Taking a design and recreating it, or taking a director’s work and recreating it, is theft. It is not flattering imitation, it is abhorrent appropriation of intellectual and artistic property. As a designer or as a director, I spend hours—weeks, even—researching other productions (when they exist) of the play, or of similar plays. I look at everything, and I draw inspiration from this place, and from that—I like this color palate, or that visual style, or the other piece of furniture—and then I work hard to make them my own. I also draw inspiration from film, and from literature, and from art, and from architecture, and from nature…and I work to incorporate these ideas into my work.
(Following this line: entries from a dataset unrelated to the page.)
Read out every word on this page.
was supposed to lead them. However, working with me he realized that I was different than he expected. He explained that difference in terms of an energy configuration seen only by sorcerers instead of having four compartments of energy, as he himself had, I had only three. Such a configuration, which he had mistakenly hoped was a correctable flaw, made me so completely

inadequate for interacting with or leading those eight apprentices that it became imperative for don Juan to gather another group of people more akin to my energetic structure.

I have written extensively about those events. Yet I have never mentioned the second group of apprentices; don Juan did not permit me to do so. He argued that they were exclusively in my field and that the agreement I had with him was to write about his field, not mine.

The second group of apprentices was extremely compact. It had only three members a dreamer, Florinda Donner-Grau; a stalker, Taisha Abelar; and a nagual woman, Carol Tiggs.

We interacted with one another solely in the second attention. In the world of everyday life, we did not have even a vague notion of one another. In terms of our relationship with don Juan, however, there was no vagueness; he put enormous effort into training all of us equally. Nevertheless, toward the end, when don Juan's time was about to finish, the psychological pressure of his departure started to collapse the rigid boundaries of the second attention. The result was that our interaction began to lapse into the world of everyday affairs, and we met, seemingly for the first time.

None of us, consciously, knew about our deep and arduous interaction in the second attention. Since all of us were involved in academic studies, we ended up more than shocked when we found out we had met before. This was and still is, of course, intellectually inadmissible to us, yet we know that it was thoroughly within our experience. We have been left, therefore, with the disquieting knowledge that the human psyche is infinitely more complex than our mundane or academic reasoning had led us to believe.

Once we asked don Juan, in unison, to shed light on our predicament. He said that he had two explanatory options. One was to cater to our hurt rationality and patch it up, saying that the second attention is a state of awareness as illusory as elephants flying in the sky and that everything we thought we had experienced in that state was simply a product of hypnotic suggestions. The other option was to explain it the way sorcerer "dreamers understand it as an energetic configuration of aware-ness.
For the world premiere I just directed (A Night of Blacker Darkness—a gothic vampire farce based on the novel by Dan Wells, and adapted by Allison Hill and Dan Wells), I was greatly inspired by the Wes Anderson film The Grand Budapest Hotel, the film helped me into the pacing and timing of the comedy, the mise-en-scene, and matters of physical style (particularly the fight sequences). In NO case did I recreate so much as a line-delivery, nor a piece of staging, from the film. Nobody who saw my production would have thought I copied Anderson (as if that were possible), but it helped me all along the way. This is how artists work. If you are not able to come up with your own ideas, you are not a theatre artist…you are a thief, and have no place in the theatre.
4: Become an advocate for ethics and integrity
When you see someone in the theatre acting in unethical ways, whether it’s a production making changes to the script, or a director or designer copying work, or someone mistreating another theatre artist, SPEAK UP. I give huge kudos to Chris Peterson for speaking out against the theft that occurred at TheatreWorks, and for whomever tipped off Lloyd Suh and Katori Hall. I think that if we sit back and allow these types of ethical violations to happen unquestioned, we all lose—the theatre as an industry loses. Artists get devalued when artistry is no longer held sacred.
It is no secret that there isn’t much money in being a theatre artist—at least most of the time. So why do theatre artists pour days and weeks and years of their time into their work? So that they can create art. When someone takes that art and appropriates it in certain ways that violates a simple set of ethical guidelines—guidelines so basic that they shouldn’t have to be spelled out in an editorial—it takes something from us all. The good news is, we can also help. We need to stop defending bad behavior. We need to stop making excuses for the dishonest, the unethical, the thieves, and the altogether uninformed. Instead we need to situate ourselves as high protectors of this art form we hold sacred. If we—the theatre artists—refuse to take a stand in favor of integrity and ethics, then we’ve already lost.